RMS : Pas de brevets logiciels. Je sais que cela fonctionne bien. Je travaillais dans cette discipline avant l’apparition des brevets logiciels. Les gens développaient des logiciels et les distribuaient de différentes manières, sans avoir à craindre un procès de la part d’un titulaire de brevet. Les brevets logiciels sont une réponse à un faux problème, il n’y a donc pas à rechercher d’autres solutions.

Q : Comment les développeurs sont-ils récompensés ?

RMS : Il existe de nombreux moyens. Mais les brevets logiciels n’ont rien à voir avec cela. N’oubliez pas que si vous êtes un développeur de logiciels, les brevets logiciels ne vous aideront pas à obtenir ce que vous cherchez à obtenir.

Il existe différents types de développeurs de logiciels, qui recherchent des choses différentes. Dans les années 80, j’ai développé certains logiciels importants, et la récompense que je recherchais était de voir plus de gens utiliser un ordinateur en toute liberté. J’ai obtenu cette récompense, au moins partiellement – tout le monde ne dispose pas de cette liberté. Mais les brevets logiciels n’auraient fait que m’en empêcher.

D’autres personnes développent des programmes parce qu’ils veulent gagner de l’argent. Pour eux aussi, les brevets logiciels sont une menace, car vous n’allez rien gagner si le titulaire d’un brevet vous oblige à tout lui donner ou vous fait fermer.

Q : Comment faire pour lutter contre le plagiat et…

RMS : Le plagiat n’a rien à voir là-dedans. Absolument rien à voir.

Le plagiat représente le fait de copier le texte d’une œuvre en prétendant l’avoir écrit soi-même. Mais les brevets ne concernent en rien le texte d’une œuvre. Ils n’ont aucun lien avec le plagiat.

Si vous écrivez une œuvre, et que cette œuvre contient certaines idées (ce qui est toujours le cas), il n’y a aucune raison de supposer que les brevets concernant ces idées vous appartiennent. Plus vraisemblablement, ils appartiennent à beaucoup d’autres personnes, la plupart étant des mégacorporations, et elles sont toutes en position de vous poursuivre. Vous n’avez même pas à vous soucier du risque de plagiat. Avant même d’en être arrivé au point où quelqu’un d’autre pourrait vous copier, vous vous serez fait plumer.

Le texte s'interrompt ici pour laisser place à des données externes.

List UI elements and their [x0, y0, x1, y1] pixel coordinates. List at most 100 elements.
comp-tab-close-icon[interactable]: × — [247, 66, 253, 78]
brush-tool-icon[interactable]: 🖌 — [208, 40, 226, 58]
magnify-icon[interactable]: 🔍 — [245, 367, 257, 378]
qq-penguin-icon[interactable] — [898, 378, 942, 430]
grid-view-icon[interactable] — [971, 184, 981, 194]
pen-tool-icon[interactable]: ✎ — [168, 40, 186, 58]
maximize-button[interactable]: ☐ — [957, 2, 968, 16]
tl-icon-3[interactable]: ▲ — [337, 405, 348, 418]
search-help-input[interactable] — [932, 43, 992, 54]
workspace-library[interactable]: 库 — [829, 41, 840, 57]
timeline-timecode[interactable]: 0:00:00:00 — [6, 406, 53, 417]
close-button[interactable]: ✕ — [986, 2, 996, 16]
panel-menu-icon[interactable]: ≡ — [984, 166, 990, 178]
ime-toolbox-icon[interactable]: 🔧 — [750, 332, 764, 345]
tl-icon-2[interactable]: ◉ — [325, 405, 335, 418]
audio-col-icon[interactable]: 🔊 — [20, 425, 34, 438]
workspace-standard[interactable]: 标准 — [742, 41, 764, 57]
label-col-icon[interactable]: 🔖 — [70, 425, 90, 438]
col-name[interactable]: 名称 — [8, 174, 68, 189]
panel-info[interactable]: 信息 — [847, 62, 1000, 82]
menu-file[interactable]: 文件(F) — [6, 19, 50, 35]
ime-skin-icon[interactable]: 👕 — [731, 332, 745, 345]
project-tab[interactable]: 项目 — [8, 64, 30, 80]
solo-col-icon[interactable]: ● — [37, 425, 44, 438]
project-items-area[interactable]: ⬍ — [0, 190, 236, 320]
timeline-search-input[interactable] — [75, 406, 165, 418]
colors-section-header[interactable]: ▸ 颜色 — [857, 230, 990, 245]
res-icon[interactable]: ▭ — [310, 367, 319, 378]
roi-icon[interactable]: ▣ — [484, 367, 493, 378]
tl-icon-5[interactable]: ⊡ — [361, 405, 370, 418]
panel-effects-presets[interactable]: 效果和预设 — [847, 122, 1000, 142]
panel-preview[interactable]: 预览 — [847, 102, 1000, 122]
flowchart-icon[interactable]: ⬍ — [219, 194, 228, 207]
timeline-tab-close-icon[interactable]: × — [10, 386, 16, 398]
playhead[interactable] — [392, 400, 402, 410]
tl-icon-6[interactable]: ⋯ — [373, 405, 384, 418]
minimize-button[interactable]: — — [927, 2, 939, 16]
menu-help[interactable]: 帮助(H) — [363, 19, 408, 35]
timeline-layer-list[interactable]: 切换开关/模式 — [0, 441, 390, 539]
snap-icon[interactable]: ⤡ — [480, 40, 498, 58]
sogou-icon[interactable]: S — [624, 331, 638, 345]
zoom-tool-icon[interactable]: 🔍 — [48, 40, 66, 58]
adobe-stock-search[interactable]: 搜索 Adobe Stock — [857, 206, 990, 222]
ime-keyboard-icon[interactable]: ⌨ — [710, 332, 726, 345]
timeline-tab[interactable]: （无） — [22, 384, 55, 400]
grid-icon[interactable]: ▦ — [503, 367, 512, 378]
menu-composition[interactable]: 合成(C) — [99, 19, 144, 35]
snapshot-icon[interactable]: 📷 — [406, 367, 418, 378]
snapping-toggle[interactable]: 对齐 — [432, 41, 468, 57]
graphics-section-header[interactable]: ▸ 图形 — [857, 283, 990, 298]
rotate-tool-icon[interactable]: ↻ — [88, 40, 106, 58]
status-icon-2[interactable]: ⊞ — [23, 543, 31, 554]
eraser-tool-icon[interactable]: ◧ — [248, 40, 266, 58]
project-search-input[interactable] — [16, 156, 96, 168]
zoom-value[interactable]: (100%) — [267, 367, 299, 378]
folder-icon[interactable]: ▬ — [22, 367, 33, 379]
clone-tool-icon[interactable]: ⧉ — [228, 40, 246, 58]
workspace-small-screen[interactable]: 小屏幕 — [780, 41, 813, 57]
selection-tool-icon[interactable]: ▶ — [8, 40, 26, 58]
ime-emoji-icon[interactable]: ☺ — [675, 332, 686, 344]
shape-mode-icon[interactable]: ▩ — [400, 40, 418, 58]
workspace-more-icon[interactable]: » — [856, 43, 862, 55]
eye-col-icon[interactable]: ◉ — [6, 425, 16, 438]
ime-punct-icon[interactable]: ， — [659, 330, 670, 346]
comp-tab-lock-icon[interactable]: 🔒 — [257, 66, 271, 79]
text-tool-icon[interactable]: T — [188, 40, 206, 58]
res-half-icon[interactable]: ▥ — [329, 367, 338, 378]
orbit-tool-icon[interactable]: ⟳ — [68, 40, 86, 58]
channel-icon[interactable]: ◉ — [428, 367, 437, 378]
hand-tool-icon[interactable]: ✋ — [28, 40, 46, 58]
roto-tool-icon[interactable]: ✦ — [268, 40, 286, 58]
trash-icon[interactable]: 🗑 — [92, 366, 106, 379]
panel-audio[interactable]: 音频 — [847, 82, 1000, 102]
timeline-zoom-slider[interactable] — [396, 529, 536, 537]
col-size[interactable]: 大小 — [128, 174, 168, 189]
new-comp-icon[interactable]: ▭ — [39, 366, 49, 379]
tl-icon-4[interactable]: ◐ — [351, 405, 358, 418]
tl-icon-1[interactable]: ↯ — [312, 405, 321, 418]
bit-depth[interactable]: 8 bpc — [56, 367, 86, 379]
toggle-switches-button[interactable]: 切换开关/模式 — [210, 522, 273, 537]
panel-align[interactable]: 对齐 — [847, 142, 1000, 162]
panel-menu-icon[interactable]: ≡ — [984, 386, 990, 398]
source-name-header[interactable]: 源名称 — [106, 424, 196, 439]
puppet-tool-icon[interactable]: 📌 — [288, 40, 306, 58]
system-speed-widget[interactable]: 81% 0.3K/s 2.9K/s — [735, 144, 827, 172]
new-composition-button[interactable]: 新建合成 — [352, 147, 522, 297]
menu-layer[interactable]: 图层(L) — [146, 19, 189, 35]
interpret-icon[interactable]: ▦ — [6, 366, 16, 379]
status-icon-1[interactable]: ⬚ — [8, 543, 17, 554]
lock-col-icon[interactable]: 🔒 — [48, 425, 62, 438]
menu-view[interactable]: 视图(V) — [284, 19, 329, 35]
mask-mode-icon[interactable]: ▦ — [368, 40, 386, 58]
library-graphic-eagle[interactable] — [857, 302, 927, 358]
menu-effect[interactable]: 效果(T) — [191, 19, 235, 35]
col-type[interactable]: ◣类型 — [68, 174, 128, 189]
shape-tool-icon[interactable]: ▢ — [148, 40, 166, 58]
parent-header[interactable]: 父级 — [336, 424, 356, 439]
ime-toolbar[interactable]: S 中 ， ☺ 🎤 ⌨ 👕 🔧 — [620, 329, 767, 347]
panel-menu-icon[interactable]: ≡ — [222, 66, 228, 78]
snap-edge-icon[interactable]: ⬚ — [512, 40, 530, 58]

Vous confondez brevets et droit d’auteur, j’en ai peur. Les deux n’ont rien à voir. Je vous ai expliqué ce que le système de brevets faisait au logiciel, mais je pense que vous ne me croyez pas parce que vous mélangez droit d’auteur et brevet. Vous supposez que ce que fait l’un, l’autre le fait aussi ; or ce n’est pas le cas. Si vous écrivez du code, le droit d’auteur sur ce code vous appartient, mais si ce code met en œuvre des idées, et que certaines d’entre elles sont brevetées par d’autres, ces derniers peuvent vous poursuivre.

Avec le droit d’auteur, lorsque vous écrivez le code vous-même, vous n’avez pas à craindre que quelqu’un d’autre vienne vous poursuivre, car le droit d’auteur n’interdit que la copie. En fait, même si vous écrivez du code totalement identique au code de quelqu’un d’autre, si vous prouvez que vous ne l’avez pas recopié, ce sera un moyen de défense car le droit d’auteur ne restreint que le fait de recopier. Il ne s’intéresse qu’à la paternité d’une œuvre et non aux idées qui y sont développées, donc son objet est fondamentalement distinct de celui des brevets, et ses conséquences sont radicalement différentes.

Je ne suis pas toujours d’accord avec la manière dont les gens utilisent le droit d’auteur, et je me suis exprimé à ce sujet. Mais c’est une question totalement différente, sans aucun lien avec celle d’aujourd’hui. Si vous pensez que le droit des brevets aide ceux qui développent des logiciels, cela veut dire que vous avez une image complètement fausse de ce que fait le droit des brevets.

Q : Ne vous méprenez pas. Je suis de votre côté.

RMS : OK, mais vous avez quand même une image faussée. Je ne vous le reproche pas, car vous avez été victime de désinformation.

Q : J’écris des logiciels à des fins commerciales ; suis-je protégé si je les considère comme des boites noires et que je les garde secrets ?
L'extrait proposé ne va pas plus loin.